The other men charged with his murder are brothers Benjamin and Andrew Biffin, and Nicholas McCulloch.
The Biffins and McCulloch are also charged with destroying Mr Ogilvie's house by fire.
Smith's defence lawyer Cameron Bell said the Crown's case of murder against his client was not strong, with the post mortem unable to determine the cause of death.
Opposing bail the Crown prosecutor said Smith went to the house in Urliup Road with other men who he knew as people who would go and rip-off drug dealers.
The Crown said Smith was the one who took them to the house.
The prosecutor acknowledged the Crown case was one of “common purpose” regarding the robbery-in-company charge, as Smith had allegedly organised it. He also had prior matters of violence on his record.
It was revealed there were “eight to 10 stab marks” in the roof of a car used by the men that suggested violence, and the Crown also claimed there was evidence the men took drugs before going to Mr Ogilvie's house.

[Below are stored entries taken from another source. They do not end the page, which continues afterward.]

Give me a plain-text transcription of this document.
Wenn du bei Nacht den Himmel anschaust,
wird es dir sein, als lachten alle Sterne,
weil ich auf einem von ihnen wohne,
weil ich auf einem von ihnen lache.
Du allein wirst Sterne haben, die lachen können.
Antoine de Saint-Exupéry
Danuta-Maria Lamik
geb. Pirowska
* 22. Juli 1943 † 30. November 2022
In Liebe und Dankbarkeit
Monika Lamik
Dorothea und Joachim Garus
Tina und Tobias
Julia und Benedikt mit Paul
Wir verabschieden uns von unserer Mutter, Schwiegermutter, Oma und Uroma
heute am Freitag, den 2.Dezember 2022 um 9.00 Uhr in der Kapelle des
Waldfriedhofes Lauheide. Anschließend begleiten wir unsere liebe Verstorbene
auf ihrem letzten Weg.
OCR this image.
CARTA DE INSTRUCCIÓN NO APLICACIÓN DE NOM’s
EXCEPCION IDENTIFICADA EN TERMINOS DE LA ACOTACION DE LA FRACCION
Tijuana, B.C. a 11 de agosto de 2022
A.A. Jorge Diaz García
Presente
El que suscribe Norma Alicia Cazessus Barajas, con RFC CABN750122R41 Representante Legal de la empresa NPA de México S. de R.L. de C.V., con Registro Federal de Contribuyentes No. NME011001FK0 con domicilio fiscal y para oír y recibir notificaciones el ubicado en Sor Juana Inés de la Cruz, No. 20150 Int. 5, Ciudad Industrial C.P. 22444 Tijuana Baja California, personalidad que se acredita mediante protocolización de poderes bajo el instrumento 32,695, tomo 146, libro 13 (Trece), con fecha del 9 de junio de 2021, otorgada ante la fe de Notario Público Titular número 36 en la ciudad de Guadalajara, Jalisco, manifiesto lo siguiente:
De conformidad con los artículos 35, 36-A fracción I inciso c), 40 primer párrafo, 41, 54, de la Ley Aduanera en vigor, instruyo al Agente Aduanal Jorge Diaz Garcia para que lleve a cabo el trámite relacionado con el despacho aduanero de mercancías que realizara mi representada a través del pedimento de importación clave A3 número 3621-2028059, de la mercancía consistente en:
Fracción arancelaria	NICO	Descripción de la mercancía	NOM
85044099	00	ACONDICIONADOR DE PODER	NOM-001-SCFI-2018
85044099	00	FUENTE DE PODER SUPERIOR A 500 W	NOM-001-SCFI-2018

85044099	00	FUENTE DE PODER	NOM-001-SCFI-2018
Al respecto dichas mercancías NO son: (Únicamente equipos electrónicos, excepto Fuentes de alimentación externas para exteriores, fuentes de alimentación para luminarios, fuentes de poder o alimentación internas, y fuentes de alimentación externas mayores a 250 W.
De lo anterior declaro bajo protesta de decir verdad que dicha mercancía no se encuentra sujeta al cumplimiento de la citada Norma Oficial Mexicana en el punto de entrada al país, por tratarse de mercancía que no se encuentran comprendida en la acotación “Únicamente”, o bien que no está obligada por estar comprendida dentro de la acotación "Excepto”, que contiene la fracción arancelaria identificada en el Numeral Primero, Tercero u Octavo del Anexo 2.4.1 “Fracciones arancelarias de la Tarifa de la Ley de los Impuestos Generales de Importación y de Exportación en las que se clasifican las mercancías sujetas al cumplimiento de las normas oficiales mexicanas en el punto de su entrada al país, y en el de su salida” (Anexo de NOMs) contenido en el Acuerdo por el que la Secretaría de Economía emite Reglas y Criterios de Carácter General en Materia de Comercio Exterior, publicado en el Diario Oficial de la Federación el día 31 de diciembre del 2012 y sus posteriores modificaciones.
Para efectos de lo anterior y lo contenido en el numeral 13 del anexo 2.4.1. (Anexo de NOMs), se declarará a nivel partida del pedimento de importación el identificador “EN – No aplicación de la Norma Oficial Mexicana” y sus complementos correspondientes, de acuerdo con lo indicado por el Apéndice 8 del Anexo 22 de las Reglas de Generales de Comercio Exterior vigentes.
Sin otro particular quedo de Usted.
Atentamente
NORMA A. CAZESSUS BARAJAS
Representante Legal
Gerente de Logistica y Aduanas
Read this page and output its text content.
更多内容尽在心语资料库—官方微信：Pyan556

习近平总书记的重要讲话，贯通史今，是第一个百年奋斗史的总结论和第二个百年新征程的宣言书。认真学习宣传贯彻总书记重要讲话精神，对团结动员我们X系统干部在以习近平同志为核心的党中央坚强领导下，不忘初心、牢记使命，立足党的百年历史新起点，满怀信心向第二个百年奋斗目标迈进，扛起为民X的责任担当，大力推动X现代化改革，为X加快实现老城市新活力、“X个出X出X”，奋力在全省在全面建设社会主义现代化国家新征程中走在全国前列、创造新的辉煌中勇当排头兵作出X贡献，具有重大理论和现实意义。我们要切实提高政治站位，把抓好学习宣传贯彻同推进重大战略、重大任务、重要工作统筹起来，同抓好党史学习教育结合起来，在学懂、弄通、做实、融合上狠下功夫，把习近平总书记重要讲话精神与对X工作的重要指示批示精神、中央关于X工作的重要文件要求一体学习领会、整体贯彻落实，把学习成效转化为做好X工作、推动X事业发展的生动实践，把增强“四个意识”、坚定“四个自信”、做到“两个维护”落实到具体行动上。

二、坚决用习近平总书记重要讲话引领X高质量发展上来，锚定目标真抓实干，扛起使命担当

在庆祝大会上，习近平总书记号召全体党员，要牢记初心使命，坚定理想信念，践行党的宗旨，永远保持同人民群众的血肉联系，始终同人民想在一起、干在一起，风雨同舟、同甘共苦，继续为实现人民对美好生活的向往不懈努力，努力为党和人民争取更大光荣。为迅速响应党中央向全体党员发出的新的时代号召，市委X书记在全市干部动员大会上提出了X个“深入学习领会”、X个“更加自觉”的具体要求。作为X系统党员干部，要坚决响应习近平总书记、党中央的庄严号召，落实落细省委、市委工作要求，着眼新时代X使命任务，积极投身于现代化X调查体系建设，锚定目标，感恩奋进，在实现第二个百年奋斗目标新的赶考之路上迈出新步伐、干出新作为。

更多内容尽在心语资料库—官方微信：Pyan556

“The evidence of this accused is the (other) three men later returned to the house with a jerry can of fuel without him,” the prosecutor said.
Magistrate R. Denes said she had read the facts the men were going to the house in the middle of the night.
“For a drug rip-off,” said Mr Bell.
Ms Denes said Smith had nominated this man (Mr Ogilvie) almost out of revenge.
“For an assault on the mother of a friend,” said Mr Bell.Ms Denes refused the bail application and adjourned the matter to December 21.